Prohibiting LGBT Discrimination
It is currently legal to discriminate against persons in employment, housing, and public accommodation on the basis of sexual orientation or gender identity or expression.
CRIMINAL JUSTICE REFORM
Justice Reinvestment
From 2011 to 2012, the Commonwealth of Pennsylvania employed a “justice reinvestment” approach to reduce corrections spending and reinvest savings in strategies to reduce recidivism and improve public safety. Despite the declining prison population and averted corrections costs, however, Pennsylvania has the highest rate of incarcerated adults in the Northeast and spends more than $2 billion annually on corrections. Pennsylvania now seeks to make further improvements to its criminal justice system that will help generate greater savings for reinvestment in public safety strategies. LAMPa will engage advocates to push for such reforms, harnessing the experiences of our returning citizens ministries.

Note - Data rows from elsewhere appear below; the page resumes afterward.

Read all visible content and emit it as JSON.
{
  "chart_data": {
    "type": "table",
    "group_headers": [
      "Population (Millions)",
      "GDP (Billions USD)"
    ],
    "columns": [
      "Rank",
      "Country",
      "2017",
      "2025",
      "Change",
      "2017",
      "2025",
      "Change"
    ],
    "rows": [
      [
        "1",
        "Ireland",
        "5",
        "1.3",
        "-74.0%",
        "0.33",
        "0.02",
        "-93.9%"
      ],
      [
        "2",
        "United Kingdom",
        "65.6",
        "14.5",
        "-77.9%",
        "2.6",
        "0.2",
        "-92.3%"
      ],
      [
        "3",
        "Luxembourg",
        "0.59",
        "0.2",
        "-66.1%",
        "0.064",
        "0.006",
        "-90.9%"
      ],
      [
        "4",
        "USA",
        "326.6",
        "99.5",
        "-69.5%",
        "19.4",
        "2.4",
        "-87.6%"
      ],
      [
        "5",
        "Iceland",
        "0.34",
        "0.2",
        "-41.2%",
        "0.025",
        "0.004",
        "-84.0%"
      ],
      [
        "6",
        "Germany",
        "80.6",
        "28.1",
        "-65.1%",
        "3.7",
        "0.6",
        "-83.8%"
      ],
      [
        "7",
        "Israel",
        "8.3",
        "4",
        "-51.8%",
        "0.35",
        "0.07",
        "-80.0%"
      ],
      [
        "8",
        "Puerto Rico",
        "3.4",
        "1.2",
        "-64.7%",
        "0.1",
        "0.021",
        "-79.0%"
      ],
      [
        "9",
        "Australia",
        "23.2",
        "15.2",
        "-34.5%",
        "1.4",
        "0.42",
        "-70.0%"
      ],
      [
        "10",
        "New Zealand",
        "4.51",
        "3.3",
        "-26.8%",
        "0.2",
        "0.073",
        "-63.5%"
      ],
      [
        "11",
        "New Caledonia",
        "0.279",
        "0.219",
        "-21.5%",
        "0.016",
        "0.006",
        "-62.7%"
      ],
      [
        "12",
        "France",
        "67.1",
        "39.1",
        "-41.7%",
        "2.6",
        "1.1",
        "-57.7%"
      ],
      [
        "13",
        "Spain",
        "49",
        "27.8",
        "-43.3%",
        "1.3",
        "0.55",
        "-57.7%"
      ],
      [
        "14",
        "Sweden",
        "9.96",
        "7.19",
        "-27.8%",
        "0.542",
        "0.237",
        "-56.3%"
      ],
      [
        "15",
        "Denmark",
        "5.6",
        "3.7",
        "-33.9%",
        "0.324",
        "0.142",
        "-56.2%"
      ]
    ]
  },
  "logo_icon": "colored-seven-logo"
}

Promote Safe Harbor Legislation
More than 100,000 children are exploited through prostitution in the United States each year. Adults psychologically manipulate these children, often with illegal drugs. As a consequence, children are charged with prostitution, drug possession, loitering, and other offenses that are inherently related to prostitution. These children are victims, and they deserve the protection of the child welfare system, not re-victimization and incarceration in the juvenile justice system. LAMPa will work with our network, particularly with Women of the ELCA throughout Pennsylvania, for legislation that will divert sexually exploited children from the justice system into more appropriate human services.
CREATION JUSTICE
Watershed and Natural Lands Protection
LAMPa will design an education, action and advocacy campaign around stewardship of water resources in the Commonwealth and work to protect and preserve public lands.
Addressing Climate Change
LAMPa will work to promote emissions standards to mitigate climate change, including equipping congregations to make sound choices regarding their own practices, such as energy consumption. This includes working to promote funds to adequately monitor and police such emissions as well as promoting energy efficiency. In this work, LAMPa will encourage sustainable development across Pennsylvania, but particularly in areas whose economies currently depend upon fossil fuel extraction.
IMMIGRATION
LAMPa will help congregations create welcoming communities and oppose legislation that would target immigrants for unjust treatment or seek to deny refugee resettlement efforts. This includes anti-sanctuary legislation that would force local municipalities to use their own resources to assist Immigration and Customs Enforcement, thereby threatening trust between local law enforcement and their communities. Such practices tend to decrease public safety.
The agenda is very good. Under “Prevent Homelessness” I would like to see adding advocacy for Civil Gideon, specifically providing funding for attorneys to represent poor tenants facing eviction. Thank you.